【极客日常】智能化工程AgentFlow代码实现分析

近期笔者因为参与LLM增强项目攻坚,对LLM工程相关的技术也希望有一定的了解,因此希望借这个机会,读一些文章充电,看看目前LLM智能化工程的一些研究趋势。在阅读了几篇文章之后,最终读者选定AgentFlow这个项目做代码实现分析。由于笔者在算法方面的涉猎实在不深,所以本文只是抛砖引玉,阐述上有什么不专业不严谨的地方,也辛苦大家指正。

AgentFlow主要解决现有LLM在进行工具增强推理时有可扩展和泛化能力差的问题,简单来说就是在线LLM-Agent服务缺乏在生产环境中RL(强化学习)的手段。所以AgentFlow提出了以下的解决方案,一是一套动态训练Planner的编排,另外一个是一套奖励目标训练算法Flow-GRPO。源码可以通过这个GitHub来下载,跑了一番看Agent编排的实现比较完整,但在线服务跟训练的部署执行会比较难搞,所以本文更倾向于对Agent编排做详细阐述。

Agent编排包含Planner、Executor、Verifier跟Generator四个角色,Planner会不断Rollout判断下一步要做什么,Executor执行ToolCall,Verifier判断当前问题是否解决,Generator负责整合Output。整个核心代码集中在Solver.solve,长这个样子:

1
2
3
4
5
6
7
8
9
10
11
12
13
14
15
16
17
18
19
20
21
22
23
24
25
26
27
28
29
30
31
32
33
34
35
36
37
38
39
40
41
42
43
44
45
46
47
48
49
50
51
52
53
54
55
56
57
58
59
60
61
62
63
64
65
66
67
68
69
70
71
72
73
74
75
76
77
78
79
80
81
82
83
84
85
86
87
88
89
90
91
92
93
94
95
96
97
98
99
100
101
102
103
104
105
106
107
108
109
110
111
112
113
114
115
116
117
118
119
120
class Solver:
def solve(self, question: str, image_path: Optional[str] = None):
# Update cache directory for the executor
self.executor.set_query_cache_dir(self.root_cache_dir)

# Initialize json_data with basic problem information
json_data = {
"query": question,
"image": image_path
}

# Generate base response if requested
if 'base' in self.output_types:
base_response = self.planner.generate_base_response(question, image_path, self.max_tokens)
json_data["base_response"] = base_response

# If only base response is needed, save and return
if set(self.output_types) == {'base'}:
return json_data

# Continue with query analysis and tool execution if final or direct responses are needed
if {'final', 'direct'} & set(self.output_types):
# [1] Analyze query
query_start_time = time.time()
query_analysis = self.planner.analyze_query(question, image_path)
json_data["query_analysis"] = query_analysis

# Main execution loop
step_count = 0
action_times = []
while step_count < self.max_steps and (time.time() - query_start_time) < self.max_time:
step_count += 1
step_start_time = time.time()

# [2] Generate next step
local_start_time = time.time()
next_step = self.planner.generate_next_step(
question,
image_path,
query_analysis,
self.memory,
step_count,
self.max_steps,
json_data
)
context, sub_goal, tool_name = self.planner.extract_context_subgoal_and_tool(next_step)

if tool_name is None or tool_name not in self.planner.available_tools:
print(f"\n==> 🚫 Error: Tool '{tool_name}' is not available or not found.")
command = "No command was generated because the tool was not found."
result = "No result was generated because the tool was not found."

else:
# [3] Generate the tool command
local_start_time = time.time()
tool_command = self.executor.generate_tool_command(
question,
image_path,
context,
sub_goal,
tool_name,
self.planner.toolbox_metadata[tool_name],
step_count,
json_data
)
analysis, explanation, command = self.executor.extract_explanation_and_command(tool_command)

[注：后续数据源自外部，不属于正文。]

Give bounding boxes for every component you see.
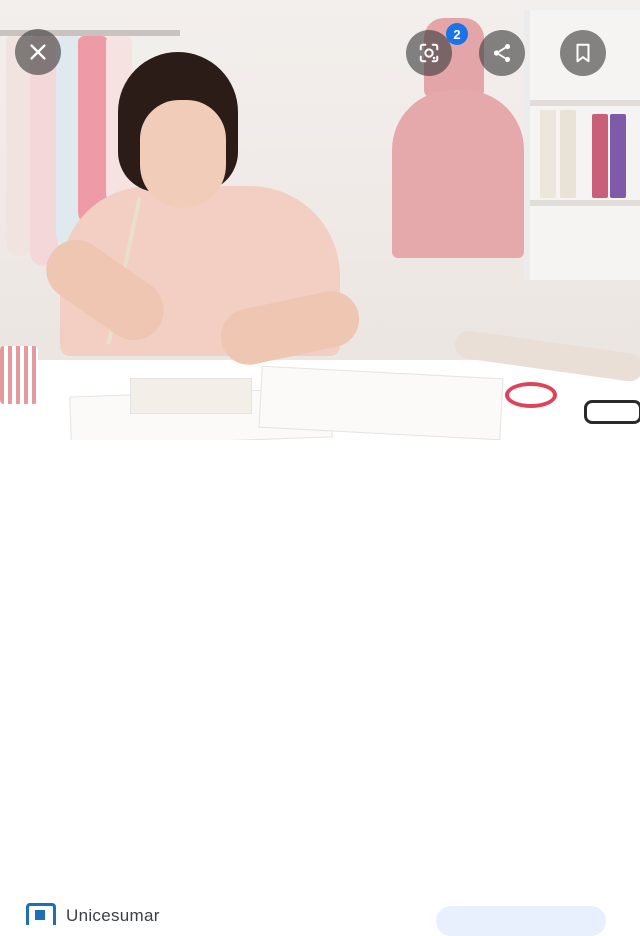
bookmark-icon (576, 43, 590, 63)
lens-count-badge: 2 (446, 23, 468, 45)
close-icon (30, 44, 46, 60)
google-lens-button[interactable] (406, 30, 452, 76)
share-icon (493, 44, 511, 62)
unicesumar-logo (26, 903, 56, 925)
save-button[interactable] (560, 30, 606, 76)
image-viewer[interactable]: 2 (0, 0, 640, 440)
share-button[interactable] (479, 30, 525, 76)
source-footer: Unicesumar (0, 440, 640, 936)
google-lens-icon (419, 43, 439, 63)
source-name[interactable]: Unicesumar (66, 906, 160, 926)
close-button[interactable] (15, 29, 61, 75)
visit-button[interactable] (436, 906, 606, 936)
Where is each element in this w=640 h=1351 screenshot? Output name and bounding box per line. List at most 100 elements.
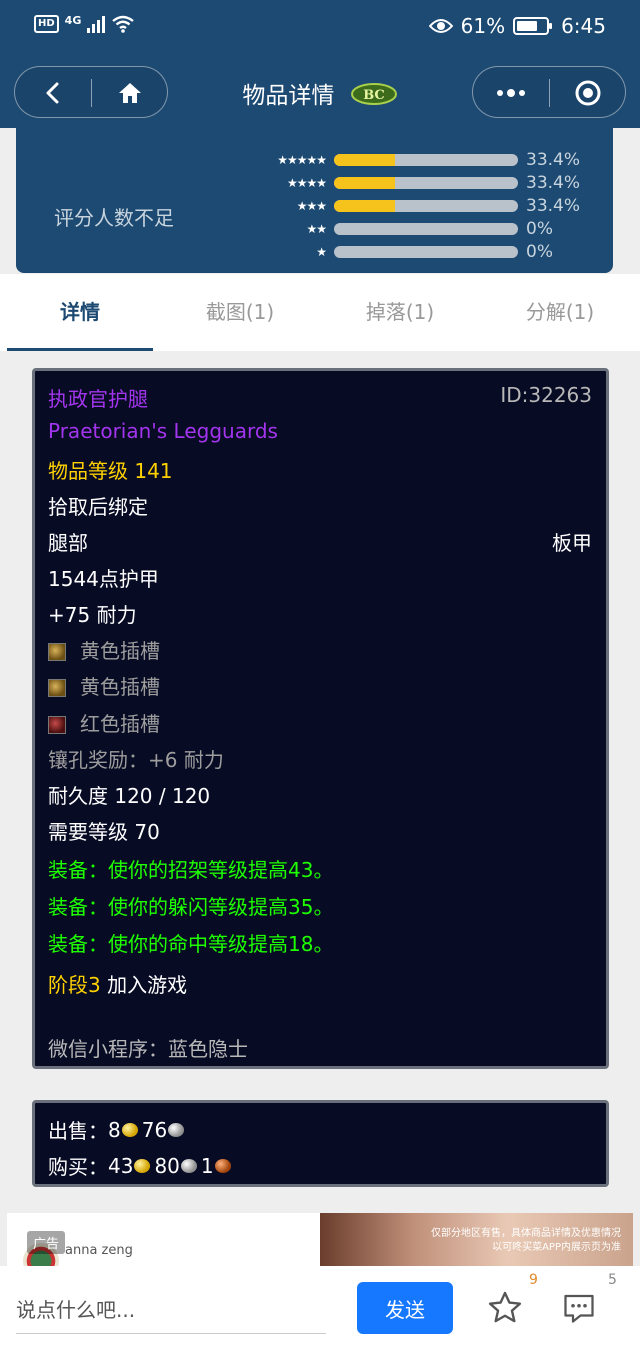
yellow-socket-icon <box>48 643 66 661</box>
battery-icon <box>513 17 553 35</box>
phase-text: 加入游戏 <box>100 973 188 997</box>
ad-caption: 仅部分地区有售，具体商品详情及优惠情况 以可咚买菜APP内展示页为准 <box>431 1227 621 1255</box>
rating-stars: ★★★★ <box>286 176 327 190</box>
ad-caption-line: 以可咚买菜APP内展示页为准 <box>492 1242 621 1253</box>
phase-label: 阶段3 <box>48 973 101 997</box>
nav-capsule-right <box>472 66 626 118</box>
tab-screenshots[interactable]: 截图(1) <box>160 296 320 325</box>
svg-text:BC: BC <box>363 88 385 103</box>
active-tab-indicator <box>7 348 153 351</box>
tab-disenchant[interactable]: 分解(1) <box>480 296 640 325</box>
ad-label[interactable]: 广告 <box>27 1231 66 1254</box>
close-miniprogram-button[interactable] <box>550 67 626 119</box>
silver-coin-icon <box>168 1122 185 1137</box>
rating-row: ★★★★★ 33.4% <box>246 150 580 170</box>
equip-effect: 装备：使你的躲闪等级提高35。 <box>48 895 334 919</box>
socket-label: 黄色插槽 <box>80 675 160 699</box>
rating-bar <box>334 223 518 235</box>
silver-coin-icon <box>180 1158 197 1173</box>
rating-row: ★★ 0% <box>246 219 553 239</box>
rating-stars: ★★★ <box>296 199 327 213</box>
yellow-socket-icon <box>48 679 66 697</box>
item-id: ID:32263 <box>500 383 592 407</box>
rating-stars: ★ <box>316 245 327 259</box>
price-box: 出售： 8 76 购买： 43 80 1 <box>32 1100 609 1187</box>
sell-silver: 76 <box>141 1117 168 1142</box>
rating-bar-fill <box>334 200 396 212</box>
more-button[interactable] <box>473 67 549 119</box>
socket-row: 红色插槽 <box>48 708 160 737</box>
favorites-count: 9 <box>529 1272 538 1288</box>
rating-stars: ★★ <box>306 222 327 236</box>
item-armor-type: 板甲 <box>552 531 592 555</box>
socket-row: 黄色插槽 <box>48 635 160 664</box>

# [4] Execute the tool command
local_start_time = time.time()
result = self.executor.execute_tool_command(tool_name, command)
result = make_json_serializable_truncated(result) # Convert to JSON serializable format
json_data[f"tool_result_{step_count}"] = result

# Track execution time for the current step
execution_time_step = round(time.time() - step_start_time, 2)
action_times.append(execution_time_step)

# Update memory
self.memory.add_action(step_count, tool_name, sub_goal, command, result)
memory_actions = self.memory.get_actions()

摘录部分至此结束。